Monday, November 8, 2010

Word Sketches

‘When will you be ready?’ he asked.

‘When I forget to put on mascara,’ she said.



And the seasons get shorter, the years quicker, nobody gets older but us, our generation. Our parents grow wrinkles, our little sisters and brothers grow breasts and beards, but really, really they’re exactly the same age as they always were. These changes are happening more and more quickly but only we are getting older. Two years ago rock concerts and giggling invisible plans flowed in our veins and now everyone’s getting married and pregnant but still five years old, eating Cheerios and listening to Raffi with crayons. What do you want to be when you grow up? An archeologist! Because I love dinosaurs and digging up bones! Land before time. Now you can drive and smoke and drink. But no, I want to swing! And then you take yourself shopping and discover with surprise that you’re actually wearing those cool clothes that you spent all those years without, thinking that you were the unluckiest person alive. You know that you really are grown-up because you don’t even care anymore. But then you see one of the cool kids and you’re right back in the cafeteria, wondering which table will let you sit with them.



















‘I dreamt about you last night.’

‘Yeah?’

‘You were a lake. I swam around for hours.

Funny how that’s only minutes in awake-time, huh?’

‘Yeah.’

‘Dude, think of all the lifetimes you’d live if you were in a coma.’

‘My uncle was in a coma for a while.’

Awkward pause.

‘Dude, what am I supposed to say to that? Sorry! Did he ever come out?’

More silence.

‘Actually, I’m just kidding.’

‘Yeah?’ He chuckled, and turned to look, really look, at her.
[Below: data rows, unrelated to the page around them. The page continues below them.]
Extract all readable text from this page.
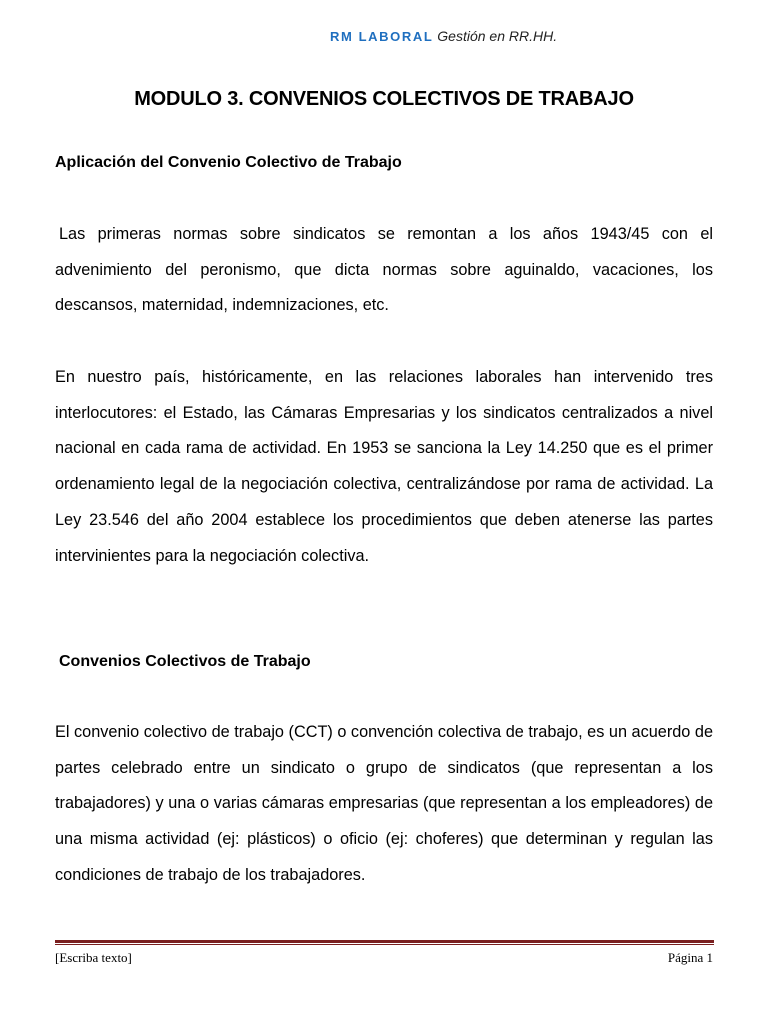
RM LABORAL Gestión en RR.HH.
MODULO 3. CONVENIOS COLECTIVOS DE TRABAJO
Aplicación del Convenio Colectivo de Trabajo

Las primeras normas sobre sindicatos se remontan a los años 1943/45 con el advenimiento del peronismo, que dicta normas sobre aguinaldo, vacaciones, los descansos, maternidad, indemnizaciones, etc.

En nuestro país, históricamente, en las relaciones laborales han intervenido tres interlocutores: el Estado, las Cámaras Empresarias y los sindicatos centralizados a nivel nacional en cada rama de actividad. En 1953 se sanciona la Ley 14.250 que es el primer ordenamiento legal de la negociación colectiva, centralizándose por rama de actividad. La Ley 23.546 del año 2004 establece los procedimientos que deben atenerse las partes intervinientes para la negociación colectiva.

Convenios Colectivos de Trabajo

El convenio colectivo de trabajo (CCT) o convención colectiva de trabajo, es un acuerdo de partes celebrado entre un sindicato o grupo de sindicatos (que representan a los trabajadores) y una o varias cámaras empresarias (que representan a los empleadores) de una misma actividad (ej: plásticos) o oficio (ej: choferes) que determinan y regulan las condiciones de trabajo de los trabajadores.

[Escriba texto]	Página 1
‘But if I did have an uncle, wherever he is out there, I think I’d know how he’d feel. Like being awake but asleep all the time, not really being able to move…’ She stopped, embarrassed, and looked away, down into the valley.

The silence rose like the golden morning sun before them, fire without the heat over the mountaintops, shedding that sheen over the trees and river, rocks and path. You could never see the world the same way again, not after a sunrise like that.

‘Lara?’

‘Yeah?’

‘I think I’m in love with you.’

She breathed out and let the minutes build, silent and grave and laughing.